As noted earlier today on Newsbusters by Matthew Balan, Michael Moore appeared on CNN's "Larry King Live" last evening. I caught a good portion of the "interview" (if King's constant agreement and sucking up qualify as an interview) and one little segment in particular got my attention. The subject was taxes:
MOORE: You were asking me a serious question. I'm sorry. Actually, you know what I would do is I would get -- I would try to lower Americans' taxes to the rate that the French pay. The French pay less taxes than we do, less.
KING: Socialist country?
MOORE: That's right, most of Europe pays less than we do. That's not the way we're told in this country. We're told, oh, they pay all these horrible taxes; 40 percent of their income goes to income taxes. Actually, the French federal income tax is around 10 percent. That 10 percent covers everything, the road, the cops, the military.
What they do is they have these other taxes. Here's your tax for your health care. Here's your tax for education. Here's your tax -- it's listed on your payroll stub, where it pays for these things.
KING: What's the total?
MOORE: Hear this out. In France, you have free health care, free college, and free or near free day care. The average America, if they don't have their health care covered, it's 12,000 dollars a year out of their pocket. That's a tax. If they're paying day care, 200 bucks a week, a month, whatever. That's a few thousands a year. College loans, people are paying their college loans at 40 years old, thousands of dollars in college that you don't pay in France.

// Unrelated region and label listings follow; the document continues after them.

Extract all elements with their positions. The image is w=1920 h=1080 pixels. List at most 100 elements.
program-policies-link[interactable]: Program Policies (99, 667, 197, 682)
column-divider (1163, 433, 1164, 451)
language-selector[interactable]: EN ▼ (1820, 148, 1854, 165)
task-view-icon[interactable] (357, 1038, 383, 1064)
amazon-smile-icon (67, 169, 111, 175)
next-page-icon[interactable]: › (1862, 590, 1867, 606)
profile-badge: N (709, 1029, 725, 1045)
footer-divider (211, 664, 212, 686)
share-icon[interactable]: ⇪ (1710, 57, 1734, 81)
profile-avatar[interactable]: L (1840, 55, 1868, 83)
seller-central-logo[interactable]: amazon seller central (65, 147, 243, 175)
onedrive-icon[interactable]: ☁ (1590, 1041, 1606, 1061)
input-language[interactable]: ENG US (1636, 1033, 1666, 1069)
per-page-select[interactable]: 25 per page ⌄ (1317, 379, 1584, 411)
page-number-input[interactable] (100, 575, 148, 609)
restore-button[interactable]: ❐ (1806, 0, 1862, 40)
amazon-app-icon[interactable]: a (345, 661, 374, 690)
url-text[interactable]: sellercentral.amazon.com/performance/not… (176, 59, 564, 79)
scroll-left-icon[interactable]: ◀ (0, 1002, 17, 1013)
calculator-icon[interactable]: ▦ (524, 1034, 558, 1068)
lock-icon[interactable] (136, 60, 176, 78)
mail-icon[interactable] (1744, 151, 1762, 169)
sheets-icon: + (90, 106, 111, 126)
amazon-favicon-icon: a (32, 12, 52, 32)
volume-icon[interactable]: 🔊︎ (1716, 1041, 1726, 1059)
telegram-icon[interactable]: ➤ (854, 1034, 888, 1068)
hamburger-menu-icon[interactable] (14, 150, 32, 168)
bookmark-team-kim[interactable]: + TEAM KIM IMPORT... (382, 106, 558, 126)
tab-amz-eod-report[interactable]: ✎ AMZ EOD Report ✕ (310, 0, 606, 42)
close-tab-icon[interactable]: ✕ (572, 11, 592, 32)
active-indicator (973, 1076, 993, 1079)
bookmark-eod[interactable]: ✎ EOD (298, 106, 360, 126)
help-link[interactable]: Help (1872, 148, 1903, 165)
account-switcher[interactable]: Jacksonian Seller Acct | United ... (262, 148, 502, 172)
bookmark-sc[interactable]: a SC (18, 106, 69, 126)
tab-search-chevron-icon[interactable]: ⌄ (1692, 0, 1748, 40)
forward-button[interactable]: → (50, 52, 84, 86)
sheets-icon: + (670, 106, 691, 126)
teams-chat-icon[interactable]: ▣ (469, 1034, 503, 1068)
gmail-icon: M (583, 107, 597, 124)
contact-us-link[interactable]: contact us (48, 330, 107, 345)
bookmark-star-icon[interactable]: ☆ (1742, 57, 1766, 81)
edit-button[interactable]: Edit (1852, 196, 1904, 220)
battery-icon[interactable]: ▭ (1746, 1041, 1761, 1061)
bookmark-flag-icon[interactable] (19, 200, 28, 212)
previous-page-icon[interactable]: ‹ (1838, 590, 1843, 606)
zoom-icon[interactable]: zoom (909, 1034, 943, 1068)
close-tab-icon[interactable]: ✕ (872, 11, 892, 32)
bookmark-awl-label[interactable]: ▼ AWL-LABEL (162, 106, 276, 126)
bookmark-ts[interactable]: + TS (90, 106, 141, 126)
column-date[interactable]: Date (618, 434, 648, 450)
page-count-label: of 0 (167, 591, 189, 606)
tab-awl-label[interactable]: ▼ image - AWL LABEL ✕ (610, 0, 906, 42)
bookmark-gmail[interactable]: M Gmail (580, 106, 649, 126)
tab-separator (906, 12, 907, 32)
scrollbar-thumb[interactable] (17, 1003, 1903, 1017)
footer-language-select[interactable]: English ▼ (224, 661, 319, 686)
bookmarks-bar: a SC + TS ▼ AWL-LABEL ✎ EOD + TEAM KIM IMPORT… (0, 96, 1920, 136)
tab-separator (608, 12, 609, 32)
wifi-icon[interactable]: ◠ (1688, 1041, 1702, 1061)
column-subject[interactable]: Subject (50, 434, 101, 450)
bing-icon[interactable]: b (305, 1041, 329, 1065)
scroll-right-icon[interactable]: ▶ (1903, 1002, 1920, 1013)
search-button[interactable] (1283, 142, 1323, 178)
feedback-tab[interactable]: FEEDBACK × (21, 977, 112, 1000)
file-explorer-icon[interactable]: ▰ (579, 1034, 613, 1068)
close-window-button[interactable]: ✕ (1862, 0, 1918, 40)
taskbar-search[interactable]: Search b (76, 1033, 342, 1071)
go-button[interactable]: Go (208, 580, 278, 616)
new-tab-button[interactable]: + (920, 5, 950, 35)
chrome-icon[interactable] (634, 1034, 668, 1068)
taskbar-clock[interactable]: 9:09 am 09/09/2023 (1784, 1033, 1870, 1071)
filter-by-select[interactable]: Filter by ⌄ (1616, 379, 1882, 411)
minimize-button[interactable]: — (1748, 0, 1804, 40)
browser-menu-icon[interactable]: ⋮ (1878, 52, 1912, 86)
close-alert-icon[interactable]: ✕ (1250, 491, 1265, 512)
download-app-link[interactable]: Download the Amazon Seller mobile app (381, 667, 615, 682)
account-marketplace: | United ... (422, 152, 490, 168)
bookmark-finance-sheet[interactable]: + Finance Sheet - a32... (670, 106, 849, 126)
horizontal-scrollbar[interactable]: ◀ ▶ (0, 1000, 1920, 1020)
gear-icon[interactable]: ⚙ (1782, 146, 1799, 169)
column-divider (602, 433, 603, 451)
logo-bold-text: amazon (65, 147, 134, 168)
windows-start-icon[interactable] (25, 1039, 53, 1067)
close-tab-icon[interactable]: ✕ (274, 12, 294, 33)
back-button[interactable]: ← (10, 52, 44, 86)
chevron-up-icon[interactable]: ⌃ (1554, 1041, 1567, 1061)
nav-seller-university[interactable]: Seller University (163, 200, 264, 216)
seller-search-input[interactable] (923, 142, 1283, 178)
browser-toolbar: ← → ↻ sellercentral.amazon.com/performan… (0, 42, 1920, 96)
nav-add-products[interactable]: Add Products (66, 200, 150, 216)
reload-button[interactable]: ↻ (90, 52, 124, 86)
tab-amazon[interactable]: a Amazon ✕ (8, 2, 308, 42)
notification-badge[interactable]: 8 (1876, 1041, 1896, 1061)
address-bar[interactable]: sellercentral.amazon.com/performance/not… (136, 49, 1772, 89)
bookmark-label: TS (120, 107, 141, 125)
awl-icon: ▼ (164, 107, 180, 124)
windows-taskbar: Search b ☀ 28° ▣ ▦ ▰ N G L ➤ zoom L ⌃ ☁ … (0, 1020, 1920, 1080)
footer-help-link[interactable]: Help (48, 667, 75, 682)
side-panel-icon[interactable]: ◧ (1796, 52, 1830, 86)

If you added up tonight what every American, what you're paying right now out of your pocket for your college education, for day care, for health care, add that on to the taxes you pay, you're paying a lot more than what you're paying in France.
We don't call it a tax in this country. We have other words for it. That's what we're doing. We're being taxed to death. The French, for all that they riot and get out in the street and protest and whatever, you never see them out in the street saying, we pay too many taxes. They never complain about that because they get something for it. They get to go to a doctor when they're sick. Their kids get to go to school and college, not have to worry about it. They have help with their kids if they have kids and have to work.
That's all taken care of. They don't complain about their taxes. We complain about our taxes because we can't get a pothole fixed.
Moore, of course, harbors some absurd notions (he has many, to say the least) about what constitutes a "tax." So, let's examine the record on taxes as understood by 99% of the rest of the planet: Moore's "facts" about what the French and other Europeans pay in taxes -- less than Americans, he says -- are just plain laughable. For example, from where did Moore get his "fact" that the French pay 10% in income taxes? He doesn't say. Like the U.S., France has a progressive income tax with their rates ranging from 0% to 46.75% and intermediate brackets of 7.5%, 21%, 31%, 41%. (Source.) This source notes that the French income tax begins at Moore's stated 10% and ranges as high as 48.1%. (It also notes that the French have to pay a sizable 19.6% VAT.) The Organization for Economic Cooperation and Development (OECD) calculates that the "combined effects of personal income tax, employee and employer social security contributions, payroll taxes and cash benefits" facing the French are quite larger than that facing Americans. For a single French individual the combined total is 50.1%, while for a married couple it's 41.7%. For the same in the U.S. it's 29.1% and 11.9% respectively. (See also this chart.) Be sure to also compare taxes of the other European countries to those of the United States in the previous links.
And notice how Moore delves into his typical labyrinthine word-smithing: He says that the supposed 10% French income tax "pays for everything," and that each thing that that 10% pays for is itemized on a Frenchman's paycheck. But at the same he states that "what they (the French) do is they have these other taxes." Hmm. I'm left scratching my head -- does the supposed 10% French income tax "pay for everything" ... or are there "these other taxes" as well? It's pretty obvious it's the latter (since there's that French 19.6% VAT in addition to income taxes) but when it comes to Moore playing it straight, well that's quite a bit to ask now, isn't it?